In almost every instance of a major evangelical celebrity failing, if you look at the after action reports that trickle out a few months later, you are left shaking your head. Even in situations (like the RZIM one) where it isn’t clear that anyone else explicitly knew what was happening, they all participated in a system that gave one man unbelievable power and allowed him at the same time to design his own systems of accountability. Even if it hadn’t been abused, it never should have been allowed to exist. Especially in the entrepreneurial world of American evangelicalism, if we want these things to happen less often, we need to start having serious discussions about how we structure our institutions and churches.

All of which is to say, we should name and grieve our own sins. We should use scandals like this one to check our hearts and repent. However, we should not stop there. We should also confront the true horror of the scandal, embrace its victims, reflect on the need for character in leadership and try to build and be churches that are prepared to detect and oppose such abuse.

Comments

  1. I’ve been reading through (and enjoying being challenged by) your blog posts for the past few days. This is another good and challenging one.

    I want to start by saying that I know nothing about the particular circumstance discussed, but I do wonder if this post doesn’t conflate two different issues (perhaps because they are so often conflated by pretty much everyone): consequences and condemnation. In other, similar situations, I have seen the church at large be incredibly ungracious in its response to sinful human beings, inclining me to be the kind of person who says “all have sinned and fall short of the glory of God.” That said, it has always seemed appropriate to remove such people from positions of authority when they fail to meet the qualifications for the positions they hold. That strikes me as a natural and scriptural consequence of someone’s sin rather than condemnation of the person for it.

    I have long felt that it is not man’s job to mete out judgment, but God’s. The church, as far as I am able to tell, is called to lovingly act as an image of Christ’s grace in the real world. That does not mean glossing over sin and saying “it’s fine, everybody sins,” but it concerns me deeply when the church at large seems to want to bludgeon sinners in an effort to distance itself from them.

    Should pastors be sexually abusing congregants? Obviously not. Is it surprising that they do in a church composed of fallen people in a fallen world? Not to me, at least. Ought such actions to have serious consequences? Yes. But when those consequences include hissing and booing a discovered sinner because he did a bad thing, I worry that we lose our focus on what we’re called to: grace. You discuss God’s righteous anger against such sin, but isn’t it his very righteousness that gives him the standing needed for righteous anger? Isn’t that precisely why vengeance belongs exclusively to Him?

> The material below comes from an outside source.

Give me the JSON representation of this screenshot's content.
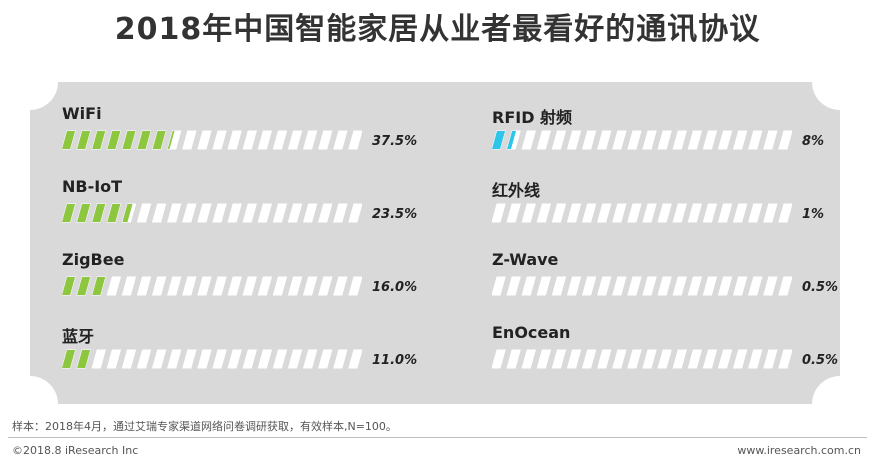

    I doubt we actually disagree (it seems more likely that some nuance that you intended to convey was lost on me), but it seems as though the proper course for the church is anguish for the broken world we live in, love and grace and caring for the victims hurt by sin, and measured, practical responses to the sinner. As soon as we make the sinner an enemy and an outcast, however, we risk losing site of the fact that we were also an enemy of God and an outcast, and would still be without His grace.

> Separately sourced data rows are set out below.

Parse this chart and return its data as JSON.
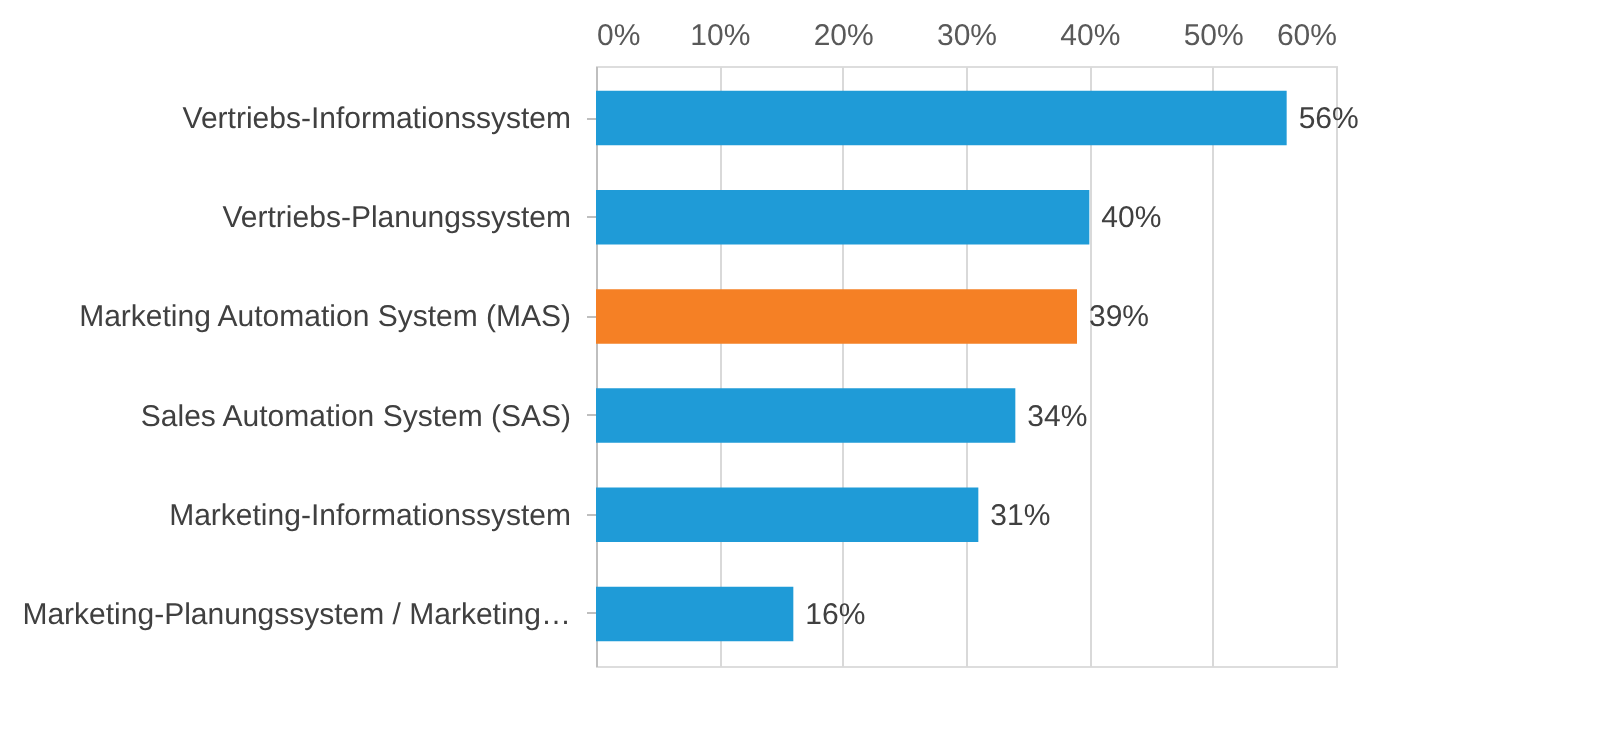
{
  "chart_data": {
    "type": "bar",
    "orientation": "horizontal",
    "categories": [
      "Vertriebs-Informationssystem",
      "Vertriebs-Planungssystem",
      "Marketing Automation System (MAS)",
      "Sales Automation System (SAS)",
      "Marketing-Informationssystem",
      "Marketing-Planungssystem / Marketing…"
    ],
    "values": [
      56,
      40,
      39,
      34,
      31,
      16
    ],
    "colors": [
      "#1f9bd7",
      "#1f9bd7",
      "#f58025",
      "#1f9bd7",
      "#1f9bd7",
      "#1f9bd7"
    ],
    "value_labels": [
      "56%",
      "40%",
      "39%",
      "34%",
      "31%",
      "16%"
    ],
    "xlim": [
      0,
      60
    ],
    "xticks": [
      {
        "value": 0,
        "label": "0%"
      },
      {
        "value": 10,
        "label": "10%"
      },
      {
        "value": 20,
        "label": "20%"
      },
      {
        "value": 30,
        "label": "30%"
      },
      {
        "value": 40,
        "label": "40%"
      },
      {
        "value": 50,
        "label": "50%"
      },
      {
        "value": 60,
        "label": "60%"
      }
    ],
    "grid": "x"
  }
}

    Whatever Ravi’s heart looks like, he is clearly in need of that grace, and the church is called to offer it. Not spinelessly and not like a doormat, but the same way it was offered to us: freely, willingly, and with open arms. As the kind of person who often draws equivalencies between sins, it hurts when the church appears anxious to slam its doors shut to a sinner in need of grace because of their position. Of course they shouldn’t retain their position, but tarring and feathering them seems to exceed the bounds of the church’s earthly authority in a very sinful way.

    Sorry for the rambling response. Thanks for sharing such good and challenging thoughts.